With music blaring and people dancing, it was a party scene of sorts, but of a very different kind. Perhaps this is what actress Claire Danes was referencing when she recently commented that Tel Aviv was the most “intense party town” she had ever been to.
This particular party was a Lag Ba’omer celebration hosted by the local community of Vasloier hassidim. A group of shtreimel-bedecked men were dancing in a circle, while their wives walked around handing out rogelach and cakes to passersby. I stood watching with other secular locals, their faces cast with eerie shadows from the bonfire flames that seemed to be leaping into the air to the beat of the hassidic music. As we watched mesmerized, some of the secular men were dragged into the circle to join the dance. I smiled and wondered what they thought of the whole spectacle. Being that I’m from Jerusalem and being that I used to food shop regularly in the haredi neighborhoods of Geula and Mea She’arim, I am probably more acquainted with haredi communities than some of my fellow observers. But still, how much do I really know about this type of “other” who celebrates the same festivals as I do? I believe Israel is starting to wise up to the notion that we can’t hope to understand our Palestinian neighbors next door until we start trying to understand the different faces of our own society.

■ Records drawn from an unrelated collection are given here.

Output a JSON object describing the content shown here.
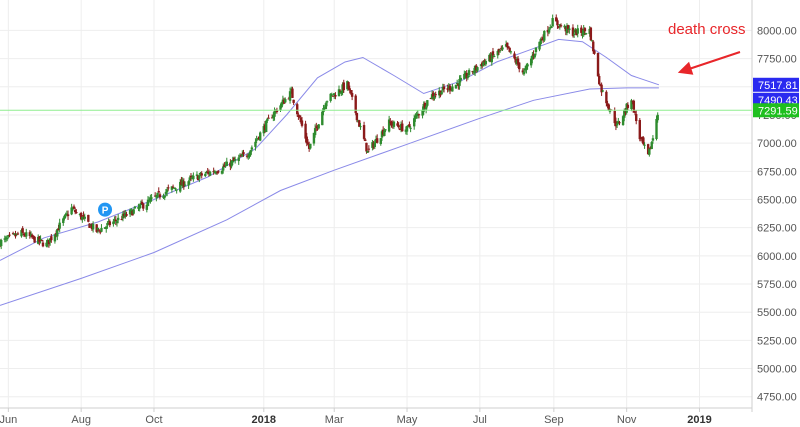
{
  "chart_data": {
    "type": "candlestick",
    "title": "",
    "xlabel": "",
    "ylabel": "",
    "x_range": [
      "2017-05-25",
      "2019-02-14"
    ],
    "ylim": [
      4650,
      8270
    ],
    "y_ticks": [
      4750,
      5000,
      5250,
      5500,
      5750,
      6000,
      6250,
      6500,
      6750,
      7000,
      7250,
      7500,
      7750,
      8000
    ],
    "y_tick_labels": [
      "4750.00",
      "5000.00",
      "5250.00",
      "5500.00",
      "5750.00",
      "6000.00",
      "6250.00",
      "6500.00",
      "6750.00",
      "7000.00",
      "7250.00",
      "7500.00",
      "7750.00",
      "8000.00"
    ],
    "x_ticks": [
      {
        "date": "2017-06-01",
        "label": "Jun",
        "bold": false
      },
      {
        "date": "2017-08-01",
        "label": "Aug",
        "bold": false
      },
      {
        "date": "2017-10-01",
        "label": "Oct",
        "bold": false
      },
      {
        "date": "2018-01-01",
        "label": "2018",
        "bold": true
      },
      {
        "date": "2018-03-01",
        "label": "Mar",
        "bold": false
      },
      {
        "date": "2018-05-01",
        "label": "May",
        "bold": false
      },
      {
        "date": "2018-07-01",
        "label": "Jul",
        "bold": false
      },
      {
        "date": "2018-09-01",
        "label": "Sep",
        "bold": false
      },
      {
        "date": "2018-11-01",
        "label": "Nov",
        "bold": false
      },
      {
        "date": "2019-01-01",
        "label": "2019",
        "bold": true
      }
    ],
    "price_anchors": [
      [
        "2017-05-25",
        6120
      ],
      [
        "2017-06-12",
        6200
      ],
      [
        "2017-07-03",
        6100
      ],
      [
        "2017-07-24",
        6420
      ],
      [
        "2017-08-14",
        6220
      ],
      [
        "2017-09-11",
        6380
      ],
      [
        "2017-10-09",
        6560
      ],
      [
        "2017-11-06",
        6700
      ],
      [
        "2017-11-27",
        6780
      ],
      [
        "2017-12-18",
        6900
      ],
      [
        "2018-01-08",
        7250
      ],
      [
        "2018-01-24",
        7450
      ],
      [
        "2018-02-08",
        6950
      ],
      [
        "2018-02-22",
        7380
      ],
      [
        "2018-03-12",
        7520
      ],
      [
        "2018-03-29",
        6920
      ],
      [
        "2018-04-16",
        7180
      ],
      [
        "2018-05-01",
        7120
      ],
      [
        "2018-05-21",
        7420
      ],
      [
        "2018-06-11",
        7520
      ],
      [
        "2018-07-02",
        7700
      ],
      [
        "2018-07-23",
        7850
      ],
      [
        "2018-08-07",
        7620
      ],
      [
        "2018-08-20",
        7900
      ],
      [
        "2018-08-31",
        8080
      ],
      [
        "2018-09-17",
        7980
      ],
      [
        "2018-10-01",
        8000
      ],
      [
        "2018-10-10",
        7500
      ],
      [
        "2018-10-24",
        7150
      ],
      [
        "2018-11-05",
        7400
      ],
      [
        "2018-11-12",
        7050
      ],
      [
        "2018-11-19",
        6880
      ],
      [
        "2018-11-23",
        7050
      ],
      [
        "2018-11-27",
        7280
      ]
    ],
    "series": [
      {
        "name": "",
        "type": "line",
        "color": "#8a8ae8",
        "points": [
          [
            "2017-05-25",
            5960
          ],
          [
            "2017-07-01",
            6160
          ],
          [
            "2017-08-15",
            6300
          ],
          [
            "2017-10-01",
            6500
          ],
          [
            "2017-11-15",
            6700
          ],
          [
            "2017-12-25",
            6950
          ],
          [
            "2018-01-20",
            7250
          ],
          [
            "2018-02-15",
            7580
          ],
          [
            "2018-03-10",
            7720
          ],
          [
            "2018-03-25",
            7760
          ],
          [
            "2018-04-20",
            7600
          ],
          [
            "2018-05-15",
            7440
          ],
          [
            "2018-06-15",
            7550
          ],
          [
            "2018-07-15",
            7720
          ],
          [
            "2018-08-10",
            7820
          ],
          [
            "2018-09-05",
            7920
          ],
          [
            "2018-09-25",
            7900
          ],
          [
            "2018-10-15",
            7760
          ],
          [
            "2018-11-05",
            7600
          ],
          [
            "2018-11-28",
            7517.81
          ]
        ]
      },
      {
        "name": "",
        "type": "line",
        "color": "#8a8ae8",
        "points": [
          [
            "2017-05-25",
            5560
          ],
          [
            "2017-08-01",
            5800
          ],
          [
            "2017-10-01",
            6030
          ],
          [
            "2017-12-01",
            6320
          ],
          [
            "2018-01-15",
            6580
          ],
          [
            "2018-03-01",
            6760
          ],
          [
            "2018-05-01",
            6990
          ],
          [
            "2018-07-01",
            7220
          ],
          [
            "2018-08-15",
            7380
          ],
          [
            "2018-10-01",
            7480
          ],
          [
            "2018-11-01",
            7490
          ],
          [
            "2018-11-28",
            7490.43
          ]
        ]
      }
    ],
    "horizontal_line": {
      "value": 7291.59,
      "color": "#90ee90"
    },
    "price_tags": [
      {
        "value": 7517.81,
        "label": "7517.81",
        "color": "#2a2af0"
      },
      {
        "value": 7490.43,
        "label": "7490.43",
        "color": "#2a2af0"
      },
      {
        "value": 7291.59,
        "label": "7291.59",
        "color": "#1fbf1f"
      }
    ],
    "annotation": {
      "text": "death cross",
      "color": "#e8262a"
    },
    "marker": {
      "label": "P",
      "date": "2017-08-21",
      "value": 6410,
      "color": "#2196f3"
    },
    "colors": {
      "up": "#2e8b2e",
      "down": "#8b1a1a",
      "grid": "#eeeeee",
      "axis": "#cfcfcf"
    },
    "grid": true,
    "legend": "none"
  }
}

TV programs like Channel 10’s Haredim, which explores “the other” within the Jewish nation, seem to indicate that a wave of change is on the horizon.
Another indication is the plethora of Jewish centers that have opened in recent years in Tel Aviv. They provide a forum in which secular and religious people can intermingle and learn about their religion in an atmosphere that is free from bias or proselytizing.
During the course of writing about this phenomenon for these pages, I interviewed Rabbi Uri Sherkey, who holds a weekly Torah class in Tel Aviv for a mixed audience of religious and secular Jews. Rabbi Sherkey postulates that both sides of the fence have much to learn from each other; a religious person can glean many lessons from his secular brethren, including issues such as caring for the environment, which are not a strong point among many religious communities. Or, on a more basic level, they can learn to emulate the “secular” trait of open-mindedness.
On the other side of the coin, religious people can educate secular people about the rituals and practices of the faith that they were born into.
It was in this vein that a friend and I decided to begin hosting Shabbat meals that are open to all types of people.
This week, we hosted 120 secular and religious Tel Avivians for a Friday night meal in a local synagogue, and on Saturday 200 or more turned up for a picnic in the park.
It was important for me to keep these events as “agenda-free” as possible. It isn’t about lofty goals such as matching up singles. Nor is it about making secular people religious. It is simply about providing a forum where one can meet others that are not necessarily of their own ilk. It’s about providing access to “the other.”
With any luck, once we start accepting our own “other,” we can begin to accept those in this land that do not belong to the same religion.